EDIT - in all fairness I find the blog entry much more persuasive: https://mediator.ai/blog/ai-negotiation-nash-bargaining/
That said, given the fictional example:
Honestly I’m on Daniel’s side - they agreed on a 50/50 split, and they’ve both been working their asses off to make the business work. It’s an arrangement that clearly both of them have been actively participating in, not trying to push back against, for a year and a half.
And the supposed insight this product offers is to… split the difference? Between Maya’s power play for 70/30, and Daniel’s insistence on the original 50/50? 60/40 is the brilliant proposal?
How could they stand to work together afterwards, knowing she thinks she deserves 70% of the profit, but was willing to ‘settle’ for 60%? Why would you want to keep working with someone who screwed you over that way? Their partnership is toast. All the mediation really does is… I don’t know, what? How is this good for Daniel? This ain’t any kind of reconciliation, surely.
Is the argument that it’d be easier for her to get a new baker, than it is for him to get a new business manager?

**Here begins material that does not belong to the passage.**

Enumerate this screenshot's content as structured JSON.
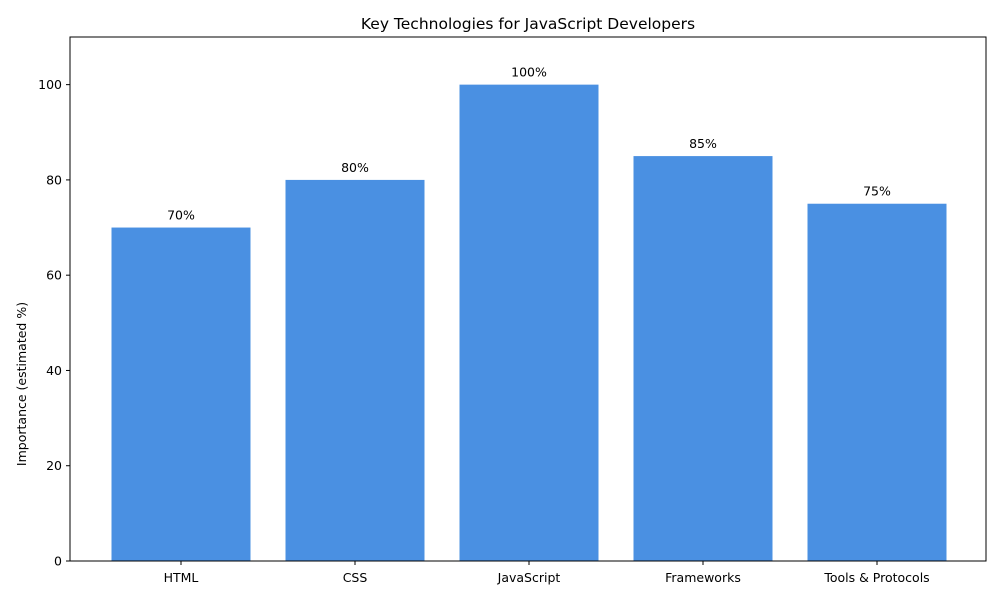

Yeah I also don't quite understand the example on the homepage... they agreed to 50/50 and then she wanted 70/30 so now they settle on 60/40? Like this doesn't seem like a "fair" mediation it's kind of weird (obviously oversimplifying the situation a bit but nonetheless I'm not sure real world conflicts are this simple in practice)
They wanted 50/50, but from the vignette Daniel didn’t continue to do 50% of the work.
Sure, he just continued to take sole responsibility for the production of the product, quality and quantity, while also holding down an additional job, which paid the rent.
These characters have both been putting the work in.
I’d be looking for a serpent at his partner’s ear, planting poisonous suggestions that she deserves more of the company they started equally. If this were real.
> While also holding down an additional job
That's the problem, the story is saying he stopped focusing full-time on the business in order to make his own ends meet. It looks like the main innovation of the mediator generated deal is that it attempts to reconcile by drafting a way back in to 50/50 if he recommits. The starting 60/40 split is not that important.
Her ends, too. They share an apartment, in the story.
This is certainly an example of what I would expect from a product designed to optimize a prenup. You know, they say money ruins people, but sometimes you just have to acknowledge there was nothing really ever there decent to begin with.